The problem isn’t soya itself. It is the amount of soya that is grown to feed farmed animals that is driving the environmental damage. Yes, that’s right – farmed animals, and by extension the people who eat them – consume 70 per cent of the world’s soya harvest.
This goes to the heart of the sustainability issues with meat consumption. Many more crops are required to feed to farmed animals than if we ate the plants themselves. In fact, producing protein from chicken requires three times as much land as protein from soyabeans, while pork needs nine times the amount of land, and beef a whopping, shocking 32 times as much.
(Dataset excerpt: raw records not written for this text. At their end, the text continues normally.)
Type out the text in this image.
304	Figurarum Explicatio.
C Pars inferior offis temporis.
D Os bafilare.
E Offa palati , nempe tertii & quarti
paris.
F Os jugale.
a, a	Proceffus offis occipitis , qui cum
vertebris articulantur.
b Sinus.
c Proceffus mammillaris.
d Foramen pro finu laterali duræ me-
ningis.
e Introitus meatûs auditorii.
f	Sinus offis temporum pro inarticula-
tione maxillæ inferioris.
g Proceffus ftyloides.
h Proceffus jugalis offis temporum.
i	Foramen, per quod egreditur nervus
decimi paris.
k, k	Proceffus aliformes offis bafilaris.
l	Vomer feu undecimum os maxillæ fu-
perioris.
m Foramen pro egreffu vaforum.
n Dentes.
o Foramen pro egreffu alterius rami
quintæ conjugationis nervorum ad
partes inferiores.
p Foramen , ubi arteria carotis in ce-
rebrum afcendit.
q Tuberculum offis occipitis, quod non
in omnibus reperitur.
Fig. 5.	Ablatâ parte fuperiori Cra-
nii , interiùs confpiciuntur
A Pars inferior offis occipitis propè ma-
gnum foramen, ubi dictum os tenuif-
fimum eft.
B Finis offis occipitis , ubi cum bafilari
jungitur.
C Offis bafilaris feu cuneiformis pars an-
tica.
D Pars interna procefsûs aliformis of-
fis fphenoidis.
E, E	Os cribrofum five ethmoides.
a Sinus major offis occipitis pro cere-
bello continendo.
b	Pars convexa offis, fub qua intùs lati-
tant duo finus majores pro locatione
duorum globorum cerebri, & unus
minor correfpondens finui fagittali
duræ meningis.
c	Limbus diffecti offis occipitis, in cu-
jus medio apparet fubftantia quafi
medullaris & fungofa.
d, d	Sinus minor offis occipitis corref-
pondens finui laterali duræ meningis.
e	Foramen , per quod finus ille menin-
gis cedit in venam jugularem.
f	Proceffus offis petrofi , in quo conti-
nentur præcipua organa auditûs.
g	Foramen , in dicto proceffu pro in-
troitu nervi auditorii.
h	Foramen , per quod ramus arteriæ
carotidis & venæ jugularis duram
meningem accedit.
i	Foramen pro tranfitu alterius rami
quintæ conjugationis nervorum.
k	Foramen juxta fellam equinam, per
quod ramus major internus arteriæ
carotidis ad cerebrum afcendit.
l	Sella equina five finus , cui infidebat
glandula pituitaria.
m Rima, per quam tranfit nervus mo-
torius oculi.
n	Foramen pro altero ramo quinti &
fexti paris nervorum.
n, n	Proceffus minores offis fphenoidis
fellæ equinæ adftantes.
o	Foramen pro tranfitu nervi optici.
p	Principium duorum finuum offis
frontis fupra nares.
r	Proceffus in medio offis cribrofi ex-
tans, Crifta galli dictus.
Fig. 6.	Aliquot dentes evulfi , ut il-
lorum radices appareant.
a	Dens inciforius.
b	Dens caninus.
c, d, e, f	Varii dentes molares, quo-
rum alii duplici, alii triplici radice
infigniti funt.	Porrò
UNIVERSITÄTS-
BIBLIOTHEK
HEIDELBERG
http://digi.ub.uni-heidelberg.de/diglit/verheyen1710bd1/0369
Because the available farmland is not sufficient to grow the soya and other feedstuffs that the billions of farmed animals require, rainforests and other habitats are cut down in swathes. The Worldwatch Institute reports that
the human appetite for animal flesh is a driving force behind virtually every major category of environmental damage now threatening the human future—deforestation, erosion, fresh water scarcity, air and water pollution, climate change, biodiversity loss, social injustice, the destabilization of communities, and the spread of disease.
A third of the world’s cereal crop is already being fed to farmed animals and this may rise to around half by 2050. More people will starve as a result because, according to George Monbiot, ‘the poor rely mainly on grain for their subsistence, and diverting it to livestock raises the price’. But cutting out meat has a direct and positive influence on all these issues.
Soya is not the problem. Trying to grow enough soya to feed billions of farmed animals is. So, go right ahead and enjoy your soymilk and your tofu scramble, because you will never consume as much soya as omnivores do when they eat farmed animals.